Swimming Through Crisis: The Stats Behind Lochte's Apology
By all accounts -- and there were many -- Ryan Lochte has provided the most peculiar story of the 2016 Olympic games. The 12-time Olympic medalist found himself in hot water after Fox Sports reporter Ben Way happened upon Lochte's mother while sharing a ride on an Olympic shuttle bus, where she let slip that her son had been “held up at gunpoint” the previous evening.
After Way broke the news on Twitter, word quickly spread and Lochte soon found himself fully submerged in a public relations nightmare.

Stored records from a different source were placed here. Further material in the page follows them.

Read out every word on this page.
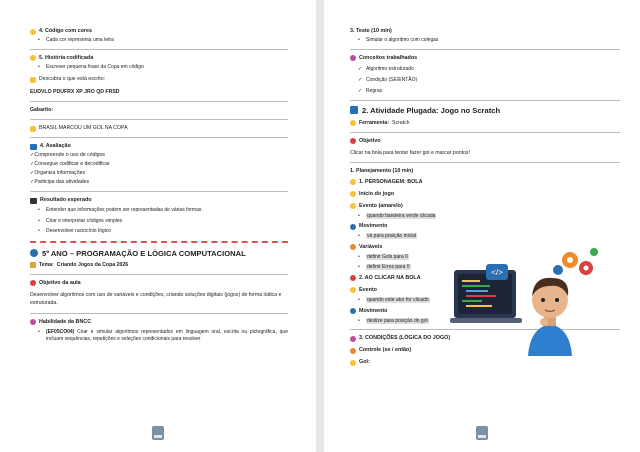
4. Código com cores
• Cada cor representa uma letra
5. História codificada
• Escrever pequena frase da Copa em código
Descubra o que está escrito:
EUDVLO PDUFRX XP JRO QD FRSD
Gabarito:
BRASIL MARCOU UM GOL NA COPA
4. Avaliação
✓Compreende o uso de códigos
✓Consegue codificar e decodificar
✓Organiza informações
✓Participa das atividades
Resultado esperado
• Entender que informações podem ser representadas de várias formas
• Criar e interpretar códigos simples
• Desenvolver raciocínio lógico
5º ANO – PROGRAMAÇÃO E LÓGICA COMPUTACIONAL
Tema: Criando Jogos da Copa 2026
Objetivo da aula
Desenvolver algoritmos com uso de variáveis e condições, criando soluções digitais (jogos) de forma lúdica e estruturada.
Habilidade da BNCC
• (EF05CO04) Criar e simular algoritmos representados em linguagem oral, escrita ou pictográfica, que incluam sequências, repetições e seleções condicionais para resolver
3. Teste (10 min)
• Simular o algoritmo com colegas
Conceitos trabalhados
✓ Algoritmo estruturado
✓ Condição (SE/ENTÃO)
✓ Regras
2. Atividade Plugada: Jogo no Scratch
Ferramenta: Scratch
Objetivo
Clicar na bola para tentar fazer gol e marcar pontos!
1. Planejamento (10 min)
1. PERSONAGEM: BOLA
Início do jogo
Evento (amarelo)
• quando bandeira verde clicada
Movimento
• vá para posição inicial
Variáveis
• definir Gols para 0
• definir Erros para 0
2. AO CLICAR NA BOLA
Evento
• quando este ator for clicado
Movimento
• deslize para posição do gol
3. CONDIÇÕES (LÓGICA DO JOGO)
Controle (se / então)
Gol:
</>
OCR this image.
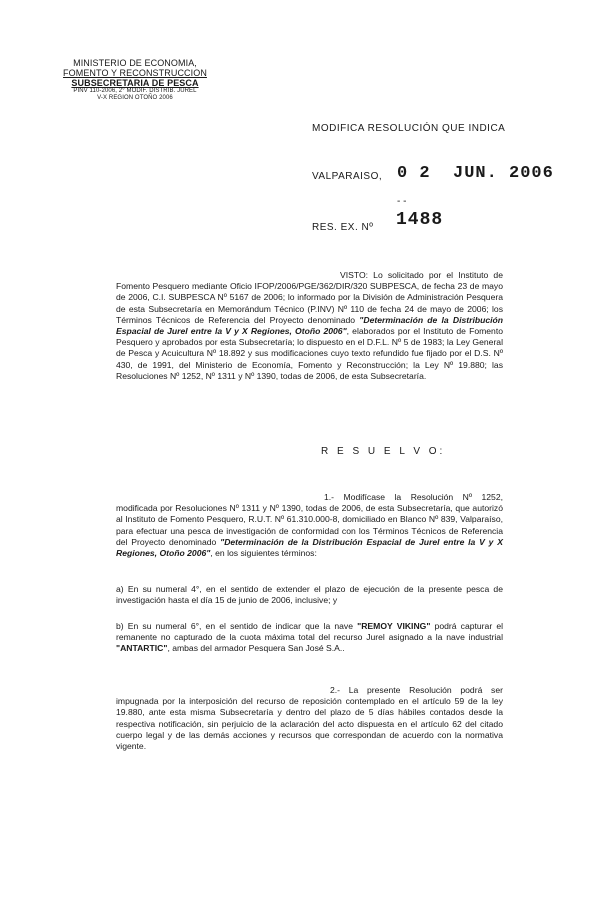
MINISTERIO DE ECONOMIA,
FOMENTO Y RECONSTRUCCION
SUBSECRETARIA DE PESCA
PINV 110-2006, 2° MODIF. DISTRIB. JUREL
V-X REGION OTOÑO 2006
MODIFICA RESOLUCIÓN QUE INDICA
VALPARAISO, 0 2  JUN. 2006
- -
RES. EX. Nº 1488
VISTO: Lo solicitado por el Instituto de Fomento Pesquero mediante Oficio IFOP/2006/PGE/362/DIR/320 SUBPESCA, de fecha 23 de mayo de 2006, C.I. SUBPESCA Nº 5167 de 2006; lo informado por la División de Administración Pesquera de esta Subsecretaría en Memorándum Técnico (P.INV) Nº 110 de fecha 24 de mayo de 2006; los Términos Técnicos de Referencia del Proyecto denominado "Determinación de la Distribución Espacial de Jurel entre la V y X Regiones, Otoño 2006", elaborados por el Instituto de Fomento Pesquero y aprobados por esta Subsecretaría; lo dispuesto en el D.F.L. Nº 5 de 1983; la Ley General de Pesca y Acuicultura Nº 18.892 y sus modificaciones cuyo texto refundido fue fijado por el D.S. Nº 430, de 1991, del Ministerio de Economía, Fomento y Reconstrucción; la Ley Nº 19.880; las Resoluciones Nº 1252, Nº 1311 y Nº 1390, todas de 2006, de esta Subsecretaría.
R E S U E L V O:
1.- Modifícase la Resolución Nº 1252, modificada por Resoluciones Nº 1311 y Nº 1390, todas de 2006, de esta Subsecretaría, que autorizó al Instituto de Fomento Pesquero, R.U.T. Nº 61.310.000-8, domiciliado en Blanco Nº 839, Valparaíso, para efectuar una pesca de investigación de conformidad con los Términos Técnicos de Referencia del Proyecto denominado "Determinación de la Distribución Espacial de Jurel entre la V y X Regiones, Otoño 2006", en los siguientes términos:
a) En su numeral 4°, en el sentido de extender el plazo de ejecución de la presente pesca de investigación hasta el día 15 de junio de 2006, inclusive; y
b) En su numeral 6°, en el sentido de indicar que la nave "REMOY VIKING" podrá capturar el remanente no capturado de la cuota máxima total del recurso Jurel asignado a la nave industrial "ANTARTIC", ambas del armador Pesquera San José S.A..
2.- La presente Resolución podrá ser impugnada por la interposición del recurso de reposición contemplado en el artículo 59 de la ley 19.880, ante esta misma Subsecretaría y dentro del plazo de 5 días hábiles contados desde la respectiva notificación, sin perjuicio de la aclaración del acto dispuesta en el artículo 62 del citado cuerpo legal y de las demás acciones y recursos que correspondan de acuerdo con la normativa vigente.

The challenge for Lochte’s team -- which includes crisis management specialist Matthew Hiltzik, who was brought on as an adviser shortly after it became clear that Lochte’s account of the events was questionable, to say the least -- was to shift the narrative away from the consensus that Lochte had lied and instead reposition the media’s attention to his “over-exaggerated” statements.
Lochte sat down for interviews with Matt Lauer and the Brazilian television station Globo TV -- both aired, in full, Saturday evening -- to discuss his actions. He stuck to the script: Lochte never admitted lying, only that he “left details out” and “over-exaggerated” the series of events that evening.
Understanding the response.
We analyzed mainstream media coverage in the United States from Aug. 19 to Aug. 23 -- specifically looking at the phrases "lying," "lied" and "lie," comparing those with stories that included "exaggerate," "over-exaggerate" and "over-exaggerated" to demonstrate the effectiveness of the messaging strategy. Additionally, we compared social media mentions -- using the same phrases -- across Facebook and Twitter, to see how the mainstream voice translated into social dialogue.
Red = exaggerate; Black = lie
The graph above demonstrates that, upon initial review, Lochte's messaging campaign was successful. Stories that highlighted his over-exaggerations were most prevalent when the interviews aired Saturday night, and when Lochte lost his first two sponsorships -- Ralph Lauren and Speedo -- on Monday afternoon.
While it may be easy to point a finger at Lochte's crisis team when looking to assign blame for his loss of sponsorships, it's important to remember that, by virtue of the sheer amount of press this issue received, Lochte had almost no chance of retaining sponsorship. It's also important to note that even negative coverage about his sponsors still referenced the crafted messaging -- a sign of its real effect.
Red = exaggerate; Black = lie
The social media response was not as favorable. Throughout the entire cycle, the crafted messaging never eclipsed the initial narrative. Parallel actions can be seen when the interview aired Saturday evening (likely due to reposting of mainstream headlines), and the crafted messaging continues to show upticks for the next few hours. But subsequent spikes from the initial narrative are not mimicked by the crafted strategy for the remainder of the sequence.
This is not surprising. The social dialogue is not held to any sort of journalistic standard and is thereby free to editorialize content at its discretion. Measurements of initial reactions on social media to crisis situations often demonstrate receptiveness to sensational rhetoric. However, if the mainstream media continues to cover this story using the crafted campaign, it is likely that social media will, overtime, begin to acquiesce to what will become the larger narrative.
This underscores the notion that getting out in front of a story can be the most effective crisis response. By doing so, you're afforded the opportunity to use the media to your advantage: they have to report what you say. Establishing the conversation around desired talking points -- so long as you don't lie --is the first step to controlling the narrative.